Repeated Modular Squaring is a versatile computational operation that has led to practical constructions of timed-cryptographic primitives like time-lock puzzles (TLP) and verifiable delay functions (VDF) that have a fast growing list of applications. While there is a huge interest for timed-cryptographic primitives in the blockchains area, we find two real-world concerns that need immediate attention towards their large-scale practical adoption: Firstly, the requirement to constantly perform computations seems unrealistic for most of the users. Secondly, choosing the parameters for the bound T seems complicated due to the lack of heuristics and experience.
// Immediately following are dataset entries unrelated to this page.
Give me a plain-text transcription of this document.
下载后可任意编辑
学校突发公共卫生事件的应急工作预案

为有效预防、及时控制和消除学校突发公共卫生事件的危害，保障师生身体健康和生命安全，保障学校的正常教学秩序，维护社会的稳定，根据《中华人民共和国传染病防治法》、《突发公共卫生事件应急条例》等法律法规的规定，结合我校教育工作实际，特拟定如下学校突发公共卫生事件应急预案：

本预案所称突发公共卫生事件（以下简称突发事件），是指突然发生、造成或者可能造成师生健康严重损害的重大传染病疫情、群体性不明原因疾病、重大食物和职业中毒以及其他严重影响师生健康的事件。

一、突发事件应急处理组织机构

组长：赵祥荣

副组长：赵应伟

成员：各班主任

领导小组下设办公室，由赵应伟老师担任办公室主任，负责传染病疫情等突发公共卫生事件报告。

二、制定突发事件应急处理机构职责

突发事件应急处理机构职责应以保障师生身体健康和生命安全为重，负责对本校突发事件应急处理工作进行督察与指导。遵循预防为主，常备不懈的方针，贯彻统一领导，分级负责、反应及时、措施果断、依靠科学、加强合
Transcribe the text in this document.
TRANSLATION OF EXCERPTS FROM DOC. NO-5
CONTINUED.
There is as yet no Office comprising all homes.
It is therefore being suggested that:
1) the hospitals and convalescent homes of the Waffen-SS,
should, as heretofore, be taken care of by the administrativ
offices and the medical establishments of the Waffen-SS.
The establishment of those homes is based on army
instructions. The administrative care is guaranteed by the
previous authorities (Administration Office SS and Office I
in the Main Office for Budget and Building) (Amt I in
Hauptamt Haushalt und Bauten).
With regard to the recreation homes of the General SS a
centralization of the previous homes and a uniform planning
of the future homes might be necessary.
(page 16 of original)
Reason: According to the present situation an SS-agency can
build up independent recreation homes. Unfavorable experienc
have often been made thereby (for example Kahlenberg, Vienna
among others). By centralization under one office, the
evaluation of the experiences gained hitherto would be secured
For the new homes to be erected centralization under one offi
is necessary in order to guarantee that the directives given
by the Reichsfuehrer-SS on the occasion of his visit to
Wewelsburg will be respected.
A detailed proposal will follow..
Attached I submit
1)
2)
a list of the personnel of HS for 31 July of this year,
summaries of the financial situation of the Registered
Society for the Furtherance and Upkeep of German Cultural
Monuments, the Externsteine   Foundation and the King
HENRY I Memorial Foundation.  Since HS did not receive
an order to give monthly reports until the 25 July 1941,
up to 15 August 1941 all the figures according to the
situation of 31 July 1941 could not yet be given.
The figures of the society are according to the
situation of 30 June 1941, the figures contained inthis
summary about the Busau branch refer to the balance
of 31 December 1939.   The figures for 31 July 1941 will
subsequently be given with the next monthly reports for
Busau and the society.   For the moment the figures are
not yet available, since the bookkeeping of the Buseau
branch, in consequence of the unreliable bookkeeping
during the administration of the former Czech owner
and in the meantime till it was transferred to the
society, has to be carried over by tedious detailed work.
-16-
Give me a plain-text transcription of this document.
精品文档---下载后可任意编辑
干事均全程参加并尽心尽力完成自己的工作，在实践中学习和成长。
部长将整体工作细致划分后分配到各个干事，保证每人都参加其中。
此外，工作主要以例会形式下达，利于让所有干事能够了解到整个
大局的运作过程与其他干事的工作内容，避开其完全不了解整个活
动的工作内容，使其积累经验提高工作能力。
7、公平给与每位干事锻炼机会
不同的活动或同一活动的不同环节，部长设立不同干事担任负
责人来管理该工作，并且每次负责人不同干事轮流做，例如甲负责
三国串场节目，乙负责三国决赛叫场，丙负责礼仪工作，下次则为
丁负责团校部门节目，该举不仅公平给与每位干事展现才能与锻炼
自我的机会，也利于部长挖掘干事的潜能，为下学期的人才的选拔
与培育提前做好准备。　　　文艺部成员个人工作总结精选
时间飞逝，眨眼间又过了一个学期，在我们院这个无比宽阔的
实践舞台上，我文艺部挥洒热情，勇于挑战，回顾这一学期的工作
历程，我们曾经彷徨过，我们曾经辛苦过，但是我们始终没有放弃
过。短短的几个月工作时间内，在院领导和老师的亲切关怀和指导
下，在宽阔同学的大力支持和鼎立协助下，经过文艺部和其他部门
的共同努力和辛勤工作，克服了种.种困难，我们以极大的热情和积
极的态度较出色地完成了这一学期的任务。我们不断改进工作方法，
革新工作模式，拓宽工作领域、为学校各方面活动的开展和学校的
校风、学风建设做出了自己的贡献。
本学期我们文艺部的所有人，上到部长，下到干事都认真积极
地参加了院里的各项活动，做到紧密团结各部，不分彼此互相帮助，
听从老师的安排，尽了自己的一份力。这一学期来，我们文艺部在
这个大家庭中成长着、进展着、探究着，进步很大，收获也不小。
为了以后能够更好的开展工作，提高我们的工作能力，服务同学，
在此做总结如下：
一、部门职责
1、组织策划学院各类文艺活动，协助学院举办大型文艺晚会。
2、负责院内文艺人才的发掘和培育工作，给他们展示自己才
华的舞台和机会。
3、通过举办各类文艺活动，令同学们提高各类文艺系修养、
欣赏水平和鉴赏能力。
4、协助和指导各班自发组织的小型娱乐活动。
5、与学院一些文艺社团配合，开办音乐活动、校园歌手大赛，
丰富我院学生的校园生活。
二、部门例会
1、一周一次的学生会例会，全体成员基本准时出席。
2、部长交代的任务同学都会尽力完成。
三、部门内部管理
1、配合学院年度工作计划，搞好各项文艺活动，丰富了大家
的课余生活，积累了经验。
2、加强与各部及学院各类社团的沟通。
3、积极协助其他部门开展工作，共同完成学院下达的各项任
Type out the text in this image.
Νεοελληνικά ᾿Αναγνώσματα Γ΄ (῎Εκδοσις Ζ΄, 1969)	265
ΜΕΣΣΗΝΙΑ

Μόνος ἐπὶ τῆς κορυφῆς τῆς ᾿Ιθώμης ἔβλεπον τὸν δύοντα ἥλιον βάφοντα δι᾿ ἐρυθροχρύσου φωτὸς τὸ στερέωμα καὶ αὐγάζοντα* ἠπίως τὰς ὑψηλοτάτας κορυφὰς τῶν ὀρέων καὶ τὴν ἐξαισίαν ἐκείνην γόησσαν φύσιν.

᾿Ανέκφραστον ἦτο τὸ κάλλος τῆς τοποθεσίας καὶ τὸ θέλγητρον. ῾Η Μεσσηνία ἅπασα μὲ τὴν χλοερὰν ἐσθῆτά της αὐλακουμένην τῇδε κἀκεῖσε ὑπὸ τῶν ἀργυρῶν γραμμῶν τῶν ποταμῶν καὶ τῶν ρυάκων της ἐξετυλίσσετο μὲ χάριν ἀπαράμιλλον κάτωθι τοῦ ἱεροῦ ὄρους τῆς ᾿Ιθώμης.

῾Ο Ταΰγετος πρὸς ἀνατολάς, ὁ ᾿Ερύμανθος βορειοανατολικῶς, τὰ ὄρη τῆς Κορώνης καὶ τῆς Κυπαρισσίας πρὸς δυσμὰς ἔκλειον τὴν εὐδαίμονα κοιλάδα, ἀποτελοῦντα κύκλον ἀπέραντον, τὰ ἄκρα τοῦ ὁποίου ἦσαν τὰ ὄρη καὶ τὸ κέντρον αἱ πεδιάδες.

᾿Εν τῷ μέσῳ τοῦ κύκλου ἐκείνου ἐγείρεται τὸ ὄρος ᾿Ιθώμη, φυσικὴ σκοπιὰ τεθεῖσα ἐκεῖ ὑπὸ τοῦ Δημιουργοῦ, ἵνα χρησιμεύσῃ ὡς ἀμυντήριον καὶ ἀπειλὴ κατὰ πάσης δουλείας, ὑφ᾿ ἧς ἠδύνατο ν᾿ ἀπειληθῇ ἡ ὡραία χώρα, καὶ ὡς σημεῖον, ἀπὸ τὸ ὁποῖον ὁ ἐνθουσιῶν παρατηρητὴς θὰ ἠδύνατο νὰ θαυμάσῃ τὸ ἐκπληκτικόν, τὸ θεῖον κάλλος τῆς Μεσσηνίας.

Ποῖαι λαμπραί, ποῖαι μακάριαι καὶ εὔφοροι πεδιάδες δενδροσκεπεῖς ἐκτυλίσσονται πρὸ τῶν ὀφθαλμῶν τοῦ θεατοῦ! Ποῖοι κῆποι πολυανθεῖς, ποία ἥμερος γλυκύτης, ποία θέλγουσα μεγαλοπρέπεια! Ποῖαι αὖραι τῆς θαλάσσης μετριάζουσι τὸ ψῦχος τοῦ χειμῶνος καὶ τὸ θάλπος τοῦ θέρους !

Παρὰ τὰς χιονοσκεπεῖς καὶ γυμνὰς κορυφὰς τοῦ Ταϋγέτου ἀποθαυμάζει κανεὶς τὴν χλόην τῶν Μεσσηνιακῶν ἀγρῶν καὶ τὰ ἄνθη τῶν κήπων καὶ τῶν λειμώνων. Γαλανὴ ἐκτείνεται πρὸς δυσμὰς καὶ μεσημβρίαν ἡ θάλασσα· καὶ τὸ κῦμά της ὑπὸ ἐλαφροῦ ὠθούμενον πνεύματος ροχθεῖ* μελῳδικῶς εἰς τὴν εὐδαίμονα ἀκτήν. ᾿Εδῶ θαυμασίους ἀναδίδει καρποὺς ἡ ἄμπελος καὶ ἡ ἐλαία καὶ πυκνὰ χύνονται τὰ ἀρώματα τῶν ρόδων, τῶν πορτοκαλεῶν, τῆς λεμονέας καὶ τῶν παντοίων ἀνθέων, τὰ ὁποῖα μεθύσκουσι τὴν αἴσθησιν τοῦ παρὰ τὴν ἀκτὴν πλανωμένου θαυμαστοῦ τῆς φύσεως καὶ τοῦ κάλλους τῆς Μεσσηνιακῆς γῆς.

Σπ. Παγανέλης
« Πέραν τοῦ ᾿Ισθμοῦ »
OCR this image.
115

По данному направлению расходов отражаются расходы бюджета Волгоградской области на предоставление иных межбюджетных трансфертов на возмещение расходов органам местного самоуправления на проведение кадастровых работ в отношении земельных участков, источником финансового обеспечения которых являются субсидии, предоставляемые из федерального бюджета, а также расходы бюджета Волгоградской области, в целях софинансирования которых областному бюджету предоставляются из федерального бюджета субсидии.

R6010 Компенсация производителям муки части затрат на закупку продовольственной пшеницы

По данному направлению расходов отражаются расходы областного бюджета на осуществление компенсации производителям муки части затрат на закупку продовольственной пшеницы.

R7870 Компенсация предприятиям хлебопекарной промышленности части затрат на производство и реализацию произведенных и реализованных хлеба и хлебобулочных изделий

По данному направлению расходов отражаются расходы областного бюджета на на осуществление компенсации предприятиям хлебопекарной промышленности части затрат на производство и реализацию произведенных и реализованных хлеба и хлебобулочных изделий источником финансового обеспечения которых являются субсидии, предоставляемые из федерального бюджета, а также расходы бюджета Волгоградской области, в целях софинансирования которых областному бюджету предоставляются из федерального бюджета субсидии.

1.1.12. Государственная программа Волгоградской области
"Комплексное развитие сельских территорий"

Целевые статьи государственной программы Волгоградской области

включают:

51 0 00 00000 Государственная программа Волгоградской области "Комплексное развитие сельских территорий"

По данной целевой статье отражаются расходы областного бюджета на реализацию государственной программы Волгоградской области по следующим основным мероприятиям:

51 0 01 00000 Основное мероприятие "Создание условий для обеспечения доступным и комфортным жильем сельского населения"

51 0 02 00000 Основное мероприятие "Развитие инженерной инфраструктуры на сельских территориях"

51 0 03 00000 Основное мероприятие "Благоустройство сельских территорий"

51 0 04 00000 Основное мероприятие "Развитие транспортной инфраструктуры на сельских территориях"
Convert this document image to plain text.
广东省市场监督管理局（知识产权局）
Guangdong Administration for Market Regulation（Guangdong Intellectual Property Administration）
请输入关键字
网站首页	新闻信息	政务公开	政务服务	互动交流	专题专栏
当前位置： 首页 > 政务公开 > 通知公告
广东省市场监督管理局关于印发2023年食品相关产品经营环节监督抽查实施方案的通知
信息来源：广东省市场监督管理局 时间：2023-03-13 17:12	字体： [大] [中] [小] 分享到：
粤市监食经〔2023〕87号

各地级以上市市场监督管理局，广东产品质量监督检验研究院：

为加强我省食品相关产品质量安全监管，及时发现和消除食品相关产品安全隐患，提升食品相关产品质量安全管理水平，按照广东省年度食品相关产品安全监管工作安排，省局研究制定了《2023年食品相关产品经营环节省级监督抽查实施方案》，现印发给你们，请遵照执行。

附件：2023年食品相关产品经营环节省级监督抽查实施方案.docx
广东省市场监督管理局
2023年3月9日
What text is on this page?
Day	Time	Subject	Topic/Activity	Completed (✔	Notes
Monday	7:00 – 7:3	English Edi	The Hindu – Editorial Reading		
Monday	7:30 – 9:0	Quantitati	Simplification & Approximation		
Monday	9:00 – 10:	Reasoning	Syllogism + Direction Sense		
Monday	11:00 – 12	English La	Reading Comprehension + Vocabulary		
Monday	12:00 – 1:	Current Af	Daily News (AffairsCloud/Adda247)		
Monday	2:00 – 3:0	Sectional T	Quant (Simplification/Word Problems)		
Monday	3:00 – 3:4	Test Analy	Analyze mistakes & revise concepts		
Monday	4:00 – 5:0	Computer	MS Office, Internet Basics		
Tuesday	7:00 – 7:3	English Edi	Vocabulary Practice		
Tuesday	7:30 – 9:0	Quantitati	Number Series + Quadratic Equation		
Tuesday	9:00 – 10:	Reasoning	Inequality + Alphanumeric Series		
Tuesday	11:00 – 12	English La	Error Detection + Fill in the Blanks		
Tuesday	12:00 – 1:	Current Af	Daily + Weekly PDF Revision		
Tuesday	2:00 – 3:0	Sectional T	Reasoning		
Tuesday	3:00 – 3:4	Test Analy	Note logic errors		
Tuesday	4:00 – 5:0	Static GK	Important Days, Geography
We present Opensquare, a decentralized repeated modular squaring service, that overcomes the above concerns. Opensquare lets clients outsource their repeated modular squaring computation via smart contracts to any computationally powerful servers that offer computational services for rewards in an unlinkable manner. Opensquare naturally gives us publicly computable heuristics about a pre-specified number (T) and the corresponding reward amounts of repeated squarings necessary for a time period. Moreover, Opensquare rewards multiple servers for a single request, in a sybil resistant manner to incentivise maximum server participation and is therefore resistant to censorship and single-points-of failures. We give game-theoretic analysis to support the mechanism design of Opensquare: (1) incentivises servers to stay available with their services, (2) minimizes the cost of outsourcing for the client, and (3) ensures the client receives the valid computational result with high probability. To demonstrate practicality, we also implement Opensquare’s smart contract in Solidity and report the gas costs for all of its functions. Our results show that the on-chain computational costs for both the clients and the servers are quite low, and therefore feasible for practical deployments and usage.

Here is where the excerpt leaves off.